Battery Charger parts

Andy C

Member
I bought a Marquette 39-100 battery charger at a sale yesterday. It appears the rectifier is not working. I get 12 volts DC output at maybe a few amps but if I switch the voltmeter to AC I have about 6 volts. Took the rectifier off and it looks as if it has been hot. The transformer has aluminum windings but does not appear to have been hot. I didn't pay too much for this thing but would like to learn to troubleshoot. I would also like to understand HOW a rectifier (like the one that has plates in this machine) works. The plates appear to have a soft metal coating. This one also has a center tap which is wired to the one side of the output the other 2 wires go to the transformer. Is this the 6 volt/12 volt part of the system. Thinking I know about just enough to make trouble but gotta try to learn.
Thanks,
Andy
 
Andy, A rectifier is a diode. A diode allows electrons to go through it in only one direction and not the other, cathode to anode. All chargers I've seen have 2 diodes and the secondary of the transformer has 3 wires. The middle wire is called the center tap. Google full wave power supply or battery charger if you want to know all the ins and outs of a charger. Diodes can be made using different materials. Edison was the first to invent the tube diode. Today's diodes are mostly solid state diodes.

If you have a smart charger, it has a brain box that turns the charger on and off. Sometimes that goes bad.
 
I have taken bad rectifiers out of chargers that have gotten wet and ruined and replace them with diodes. They work but are not automatic, full charge all the time, so I put a timer in it. At least that's the way I remember doing it, it was 20 years ago!
 
A battery charger puts out pulsating DC since there are no filter capacitors in them. Seeing AC is normal and lower than expected DC reading is normal, too.
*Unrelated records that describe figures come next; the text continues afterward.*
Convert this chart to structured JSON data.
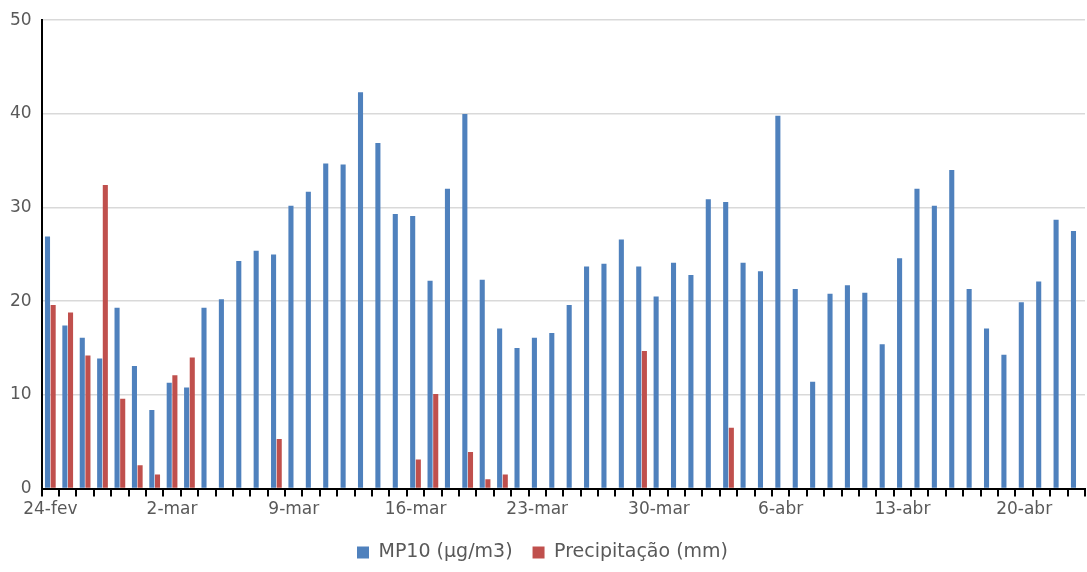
{
  "chart_data": {
    "type": "bar",
    "categories": [
      "24-fev",
      null,
      null,
      null,
      null,
      null,
      null,
      "2-mar",
      null,
      null,
      null,
      null,
      null,
      null,
      "9-mar",
      null,
      null,
      null,
      null,
      null,
      null,
      "16-mar",
      null,
      null,
      null,
      null,
      null,
      null,
      "23-mar",
      null,
      null,
      null,
      null,
      null,
      null,
      "30-mar",
      null,
      null,
      null,
      null,
      null,
      null,
      "6-abr",
      null,
      null,
      null,
      null,
      null,
      null,
      "13-abr",
      null,
      null,
      null,
      null,
      null,
      null,
      "20-abr",
      null,
      null,
      null
    ],
    "series": [
      {
        "name": "MP10 (µg/m3)",
        "color": "#4f81bd",
        "values": [
          26.9,
          17.4,
          16.1,
          13.9,
          19.3,
          13.1,
          8.4,
          11.3,
          10.8,
          19.3,
          20.2,
          24.3,
          25.4,
          25.0,
          30.2,
          31.7,
          34.7,
          34.6,
          42.3,
          36.9,
          29.3,
          29.1,
          22.2,
          32.0,
          40.0,
          22.3,
          17.1,
          15.0,
          16.1,
          16.6,
          19.6,
          23.7,
          24.0,
          26.6,
          23.7,
          20.5,
          24.1,
          22.8,
          30.9,
          30.6,
          24.1,
          23.2,
          39.8,
          21.3,
          11.4,
          20.8,
          21.7,
          20.9,
          15.4,
          24.6,
          32.0,
          30.2,
          34.0,
          21.3,
          17.1,
          14.3,
          19.9,
          22.1,
          28.7,
          27.5
        ]
      },
      {
        "name": "Precipitação (mm)",
        "color": "#c0504d",
        "values": [
          19.6,
          18.8,
          14.2,
          32.4,
          9.6,
          2.5,
          1.5,
          12.1,
          14.0,
          null,
          null,
          null,
          null,
          5.3,
          null,
          null,
          null,
          null,
          null,
          null,
          null,
          3.1,
          10.1,
          null,
          3.9,
          1.0,
          1.5,
          null,
          null,
          null,
          null,
          null,
          null,
          null,
          14.7,
          null,
          null,
          null,
          null,
          6.5,
          null,
          null,
          null,
          null,
          null,
          null,
          null,
          null,
          null,
          null,
          null,
          null,
          null,
          null,
          null,
          null,
          null,
          null,
          null,
          null
        ]
      }
    ],
    "ylim": [
      0,
      50
    ],
    "yticks": [
      0,
      10,
      20,
      30,
      40,
      50
    ],
    "grid": "y",
    "legend": "bottom"
  }
}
The more modern units will have filtering since they have other circuits that need pure DC. When it is on a battery, the battery acts as the filter.

Maybe you have had an old tube type radio that hummed? That is bad filter capacitors that allow the DC to pulsate a bit.

Try it on a battery and it will probably be fine.

The fins on the rectifier diodes are there to get rid of heat. A diode is like a check valve in this application. It only lets current flow in one direction. The center tap on the transformer allows both the positive and negative excursion of the AC to be used.